UN VIAJE PARA LUCÍA
Ocho de la mañana. Estación María Zambrano, Málaga. Dos mujeres
esperan en el andén para subir al ave Málaga Madrid. Por el poco equipaje que
llevan, se diría que van a estar muy pocos días. La mujer mayor tendrá unos
cincuenta y cinco años y el cabello casi todo blanco. La más joven, unos veinticuatro
años, el pelo largo y los ojos grandes y curiosos.
Cada una lleva
una ilusión. La joven: poder conocer gente joven y dinámica que cambie su vida
y salir, así, de la monotonía en que se encuentra sumida. La mayor: recoger un
premio literario ganado en un concurso en el Norte de España, en Huesca, a más de
Mil kilómetros de su casa.
Por fin le había
llegado un reconocimiento literario. Tan esperado y merecido para ella después
de muchos años de duro trabajo y de alguna que otra decepción. La escritura es
su gran pasión. Gracias a ella pudo, además, salir de una depresión que durante
años la tuvo sumida en una profunda tristeza. Comenzar a escribir fue para ella
una fuente de vida y salud. Salió de esa depresión y una nueva inspiración, que
la hacía ser feliz, se instaló en su vida.
Con paciencia y
dedicación, soportando la poca fe de su familia y sus amigos, que en algunos
casos se burlaban de ella pensando que era una vieja loca, fue escribiendo.
Lucía –así se llama– nunca escuchó esos comentarios. Este era su primer premio.
Había mandado muchos escritos a distintos concursos y nada, todos esos intentos
fueron fallidos. Muchas novelas a editoriales también fueron devueltas. Ella era
una sencilla escritora anónima y, hasta este momento, nunca nadie se había
fijado en lo que escribía.
Nació en unos
tiempos de escasez y miseria, que marcaron su vida, y de ese mundo Lucía sacaba
sus maravillosos relatos. Siempre fue muy constante y decidida, nunca perdió la
fe en lo que hacía, ni le tuvo miedo al fracaso.
Llevaba muchos
años que no viajaba cuando subió a aquel tren. No recordaba aquella sensación y
suspiró al ver que se ponía en marcha. Primero, muy despacio. Luego, a medida
que salía de la ciudad, su velocidad aumentó hasta devorar la distancia. En tan
solo dos horas y treinta minutos estaría en Madrid.
A su lado, su
hija leía una revista de moda. Lucía cerró sus ojos y se quedó un poco
adormilada. Cuando abrió los ojos de nuevo, ya habían llegado. Siguió a su hija
en la estación de Atocha. Esta sabía el trasbordo que tenían que hacer. Un rato
después, tomarían de nuevo otro tren en dirección a Zaragoza y Huesca. Lucía se
sentía cansada. Tanta gente alrededor la agobiaba, acostumbrada a su casita,
sus flores y el perfume del campo. Pensó que no cambiaría su huerta por nada,
cuando su hija le preguntó trayéndola de nuevo a la realidad:
―Mamá, tengo
hambre. Voy a comprar un bocadillo. ¿Te traigo uno?
―No. A mí no me
apetece.
―Te vendría bien
comer algo.
―No, hija.
¿Sabes lo que me a apetece? Un café calentito.
―Voy por él.
―Ya nos queda
poco, ¿verdad?
―Sí, mamá. Muy
poco.
―Qué ganas tengo
de llegar al hotel, ducharme y descansar. Mañana nos queda un día ajetreado.
―Pero ya lo peor
ha pasado.
Llegaron a la
estación, bajaron del tren y pidieron un taxi que las llevó al hotel Sancho Abarca.
Ya en la habitación, se pusieron cómodas y no tardaron en irse a la cama, ni en
quedarse dormidas.
A la mañana
siguiente, salieron.
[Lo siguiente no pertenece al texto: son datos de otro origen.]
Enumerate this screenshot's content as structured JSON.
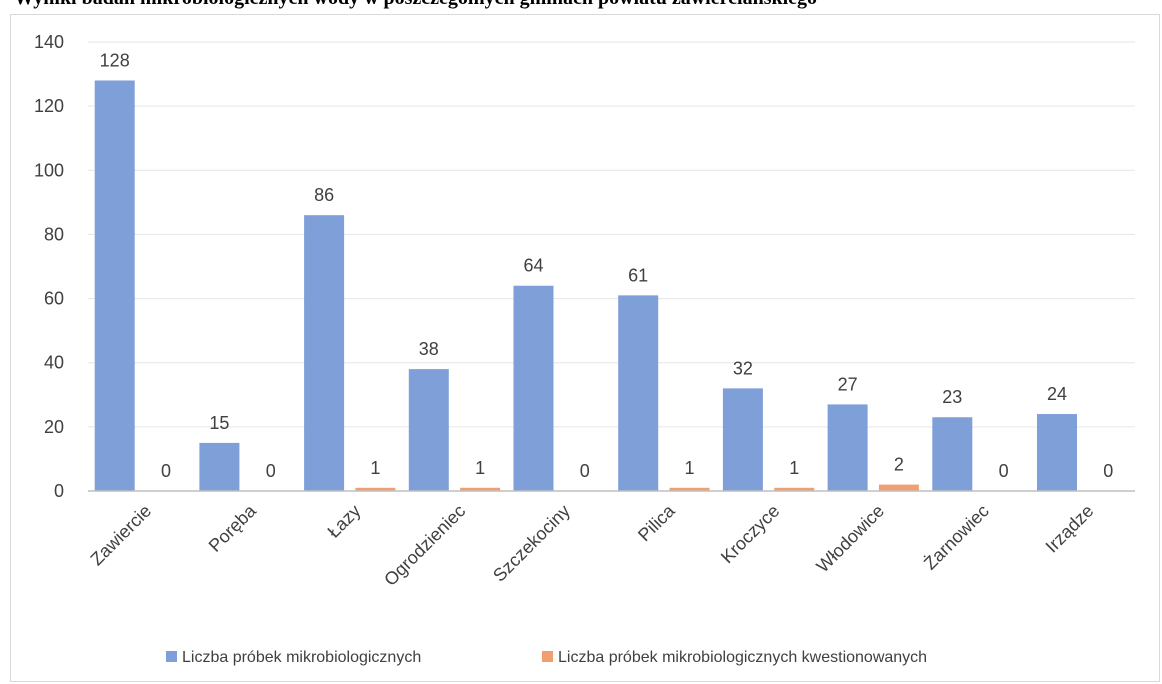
{
  "page_heading": "Wyniki badań mikrobiologicznych wody w poszczególnych gminach powiatu zawierciańskiego",
  "colors": {
    "series_1": "#7f9fd8",
    "series_2": "#f0a070",
    "grid": "#e6e6e6",
    "axis": "#bfbfbf"
  },
  "chart_data": {
    "type": "bar",
    "categories": [
      "Zawiercie",
      "Poręba",
      "Łazy",
      "Ogrodzieniec",
      "Szczekociny",
      "Pilica",
      "Kroczyce",
      "Włodowice",
      "Żarnowiec",
      "Irządze"
    ],
    "series": [
      {
        "name": "Liczba próbek mikrobiologicznych",
        "values": [
          128,
          15,
          86,
          38,
          64,
          61,
          32,
          27,
          23,
          24
        ]
      },
      {
        "name": "Liczba próbek mikrobiologicznych kwestionowanych",
        "values": [
          0,
          0,
          1,
          1,
          0,
          1,
          1,
          2,
          0,
          0
        ]
      }
    ],
    "ylim": [
      0,
      140
    ],
    "yticks": [
      0,
      20,
      40,
      60,
      80,
      100,
      120,
      140
    ],
    "grid": true,
    "legend_position": "bottom",
    "xlabel": "",
    "ylabel": ""
  }
}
Huesca era una ciudad pequeña, comieron en un restaurante
de la zona y visitaron la catedral. Era muy pequeña, de estilo gótico. Pasaron
la tarde en una animada charla paseando por las calles, comprando algunos
regalos.
A las ocho de la
noche era la entrega del premio, y Lucía estaba impaciente. Llegó al teatro con
un elegante vestido hecho con un mantón de Manila regalo de una amiga. Aquel
mantón despertó curiosidad entre las damas que asistían al acto.